Recently, Justin Fox of Harvard Business Review shared a chart about law school enrollment that he found interesting:
— Justin Fox (@foxjust) December 12, 2014
The chart shows how law school enrollment has seen a relatively drastic decline in the last 3 years. You may have noticed that the chart’s y-axis doesn’t start at 0. This design decision caused a bit of an outrage amongst what are now being called “Y-Axis-Zero Fundamentalists”.
Justin shares a lot of the feedback and discussion around this point in his post The Rise of the Y-Axis-Zero Fundamentalists.
The discussion around this point is pretty thorough but I want to add my two cents.
Line charts aren’t just for displaying quantities. They are also used to examine changes in quantities. Sometimes, the change in quantity in relation to the entire size of the quantity is not as important as visualizing the direction and magnitudes of the changes in relation to each other. The chart Justin showcased is a perfect example of this type of analysis. It is probably not important to the average reader that law school enrollment was at ~38,000 in 1974, ~52,000 in 2010, and ~40,000 in 2013. What is important is that the change from 2010 to 2013 was significantly large and fast when compared to the historical trend of enrollment numbers. This analysis comes from comparing the slopes and positions to each other, not from comparing the distance of each point to a zero-based axis.

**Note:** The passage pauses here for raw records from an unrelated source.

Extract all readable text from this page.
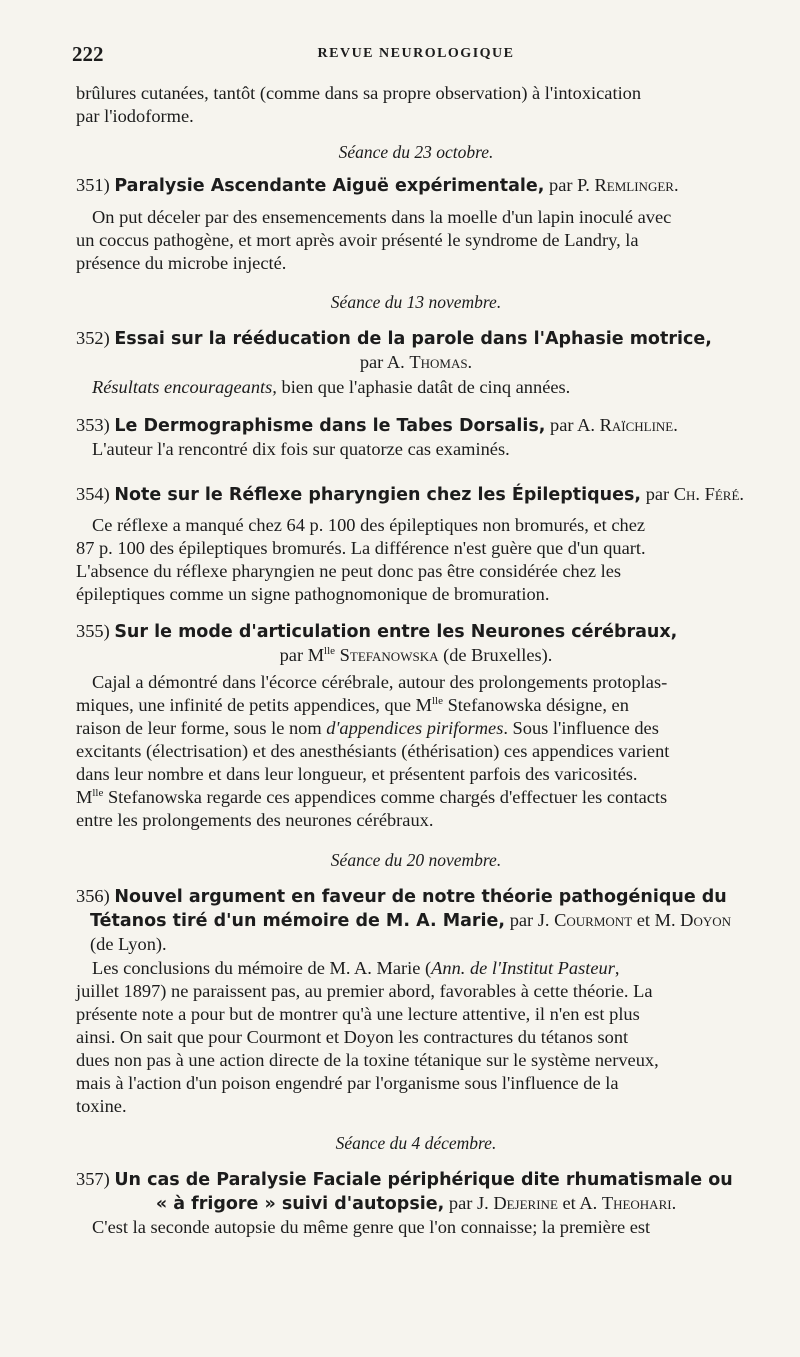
222	REVUE NEUROLOGIQUE

brûlures cutanées, tantôt (comme dans sa propre observation) à l'intoxication

par l'iodoforme.

Séance du 23 octobre.

351) Paralysie Ascendante Aiguë expérimentale, par P. Remlinger.

On put déceler par des ensemencements dans la moelle d'un lapin inoculé avec

un coccus pathogène, et mort après avoir présenté le syndrome de Landry, la

présence du microbe injecté.

Séance du 13 novembre.

352) Essai sur la rééducation de la parole dans l'Aphasie motrice,

par A. Thomas.

Résultats encourageants, bien que l'aphasie datât de cinq années.

353) Le Dermographisme dans le Tabes Dorsalis, par A. Raïchline.

L'auteur l'a rencontré dix fois sur quatorze cas examinés.

354) Note sur le Réflexe pharyngien chez les Épileptiques, par Ch. Féré.

Ce réflexe a manqué chez 64 p. 100 des épileptiques non bromurés, et chez

87 p. 100 des épileptiques bromurés. La différence n'est guère que d'un quart.

L'absence du réflexe pharyngien ne peut donc pas être considérée chez les

épileptiques comme un signe pathognomonique de bromuration.

355) Sur le mode d'articulation entre les Neurones cérébraux,

par $M^{lle}$ Stefanowska (de Bruxelles).

Cajal a démontré dans l'écorce cérébrale, autour des prolongements protoplas-

miques, une infinité de petits appendices, que $M^{lle}$ Stefanowska désigne, en

raison de leur forme, sous le nom d'appendices piriformes. Sous l'influence des

excitants (électrisation) et des anesthésiants (éthérisation) ces appendices varient

dans leur nombre et dans leur longueur, et présentent parfois des varicosités.

$M^{lle}$ Stefanowska regarde ces appendices comme chargés d'effectuer les contacts

entre les prolongements des neurones cérébraux.

Séance du 20 novembre.

356) Nouvel argument en faveur de notre théorie pathogénique du

Tétanos tiré d'un mémoire de M. A. Marie, par J. Courmont et M. Doyon

(de Lyon).

Les conclusions du mémoire de M. A. Marie (Ann. de l'Institut Pasteur,

juillet 1897) ne paraissent pas, au premier abord, favorables à cette théorie. La

présente note a pour but de montrer qu'à une lecture attentive, il n'en est plus

ainsi. On sait que pour Courmont et Doyon les contractures du tétanos sont

dues non pas à une action directe de la toxine tétanique sur le système nerveux,

mais à l'action d'un poison engendré par l'organisme sous l'influence de la

toxine.

Séance du 4 décembre.

357) Un cas de Paralysie Faciale périphérique dite rhumatismale ou

« à frigore » suivi d'autopsie, par J. Dejerine et A. Theohari.

C'est la seconde autopsie du même genre que l'on connaisse; la première est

The exact same chart can be viewed with a zero-axis thanks to a slight variation. By changing the metric being plotted, we get:
Is this chart now valid because the axis has a 0 next to it at the baseline? One could argue that each point is now quantified by it’s distance from the axis. That isn’t the point of this visualization however. The average reader probably does not want to quantify the % change since 1974. The metric also doesn’t provide any means to derive the nominals, a metric that is more real to a reader and easier to interpret.
The original chart’s trade-off of using a non-zero axis with nominal amounts in order to focus on relative changes while retaining a link to the nominal source data so that exact quantities can be derived is valid. The distance of each point to the axis is not visually defined like in a bar chart, so the implication that the distance is equal to the size of the value is not there. Scatter plots use the same positional method of encoding each data point, but I have never heard anyone say that scatterplot axes should start at zero.
In most cases, a zero-based axis makes sense, but it ultimately depends on the data and visualization used. If you are tracking the trend in revenue of a multi-billion dollar company with a line chart for example, you probably won’t learn much if you start the axis at 0.